Let $V$ a Banach Space over $\mathbb R$ and $0 < b < 1$. Assuma that, for all $x,y \in V$ with $\|x\|=\|y\| = 1$, we have $$ \|x+y\|^2 + b^2\|x-y\|^2 \leq 4 \quad (I) $$
I'm trying to proof that for $c = b/(1+b)$ $$ \|x+y\|^2 + c^2\|x-y\|^2 \leq 2\|x\|^2 + 2\|y\|^2, \quad \forall x,y \in V \quad (II)$$
My attempt: Suppose, by contradiction, that $(II)$ is false.
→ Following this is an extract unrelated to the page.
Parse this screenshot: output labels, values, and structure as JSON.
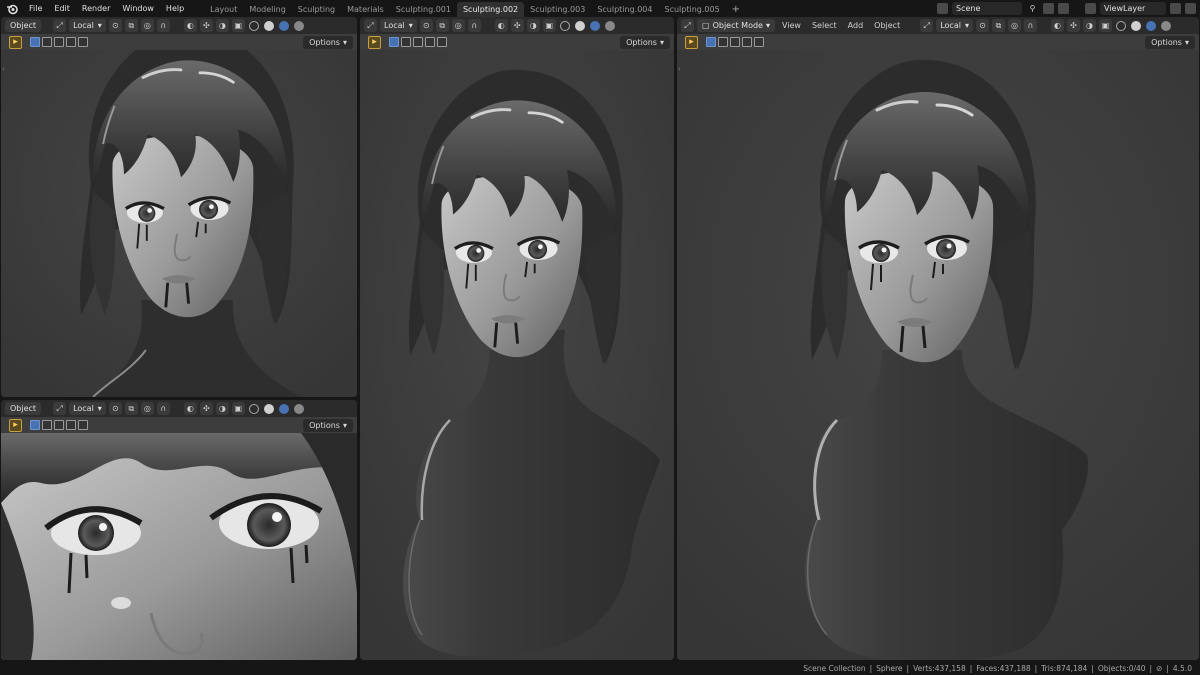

Then, w.l.o.g., $x,y \in V$ s.t. $1 = \|u\| \leq \|v\|$ satisfying $$ \|u+v\|^2 + c^2\|u-v\|^2 > 2\|u\|^2 + 2\|v\|^2 = 2 + 2\|v\|^2\quad (1)$$ Then $$ c^2\|u-v\|^2 > 2 + 2\|v\|^2 - \|u+v\|^2 \geq 2 + 2\|v\|^2 - (1 + \|v\|)^2 $$ Since $\|u+v\| \leq \|u\| + \|v\| = 1 + \|v\|$. And, hence $$ c^2\|u-v\|^2 > 2 + 2\|v\|^2 - (1 + \|v\|^2 + 2\|v\|) = \|v\|^2 - 2 \|v\| + 1 = (\|v\| - 1)^2$$ $$ \therefore \quad c\|u-v\| > \|v\| - 1 \quad (2) $$ Consider $w = \frac{v}{\|v\|}$. The next step in the proof should be proof that $$\|u+w\|^2 + b^2 \|u-w\|^2 \geq \|u+v\|^2 - 2(\|v\|^2 - 1) + (\|v\| - 1)^2 + c^2 \|u-v\|^2 \quad (\ast) $$ And this would complete the proof since $$ 4 \geq \|u+w\|^2 + b^2 \|u-w\|^2 \geq \|u+v\|^2 - 2(\|v\|^2 - 1) + (\|v\| -1)^2 + c^2 \|u-v\|^2 > 4 + (\|v\| - 1)^2 $$ Since $\|u+v\|^2 - 2(\|v\|^2 - 1) + (\|v\| -1)^2 \geq 4$ and $(2)$, and we obtain a contradiction.
I would like a help to see why the inequality $(\ast)$ is true. Thank you for the help.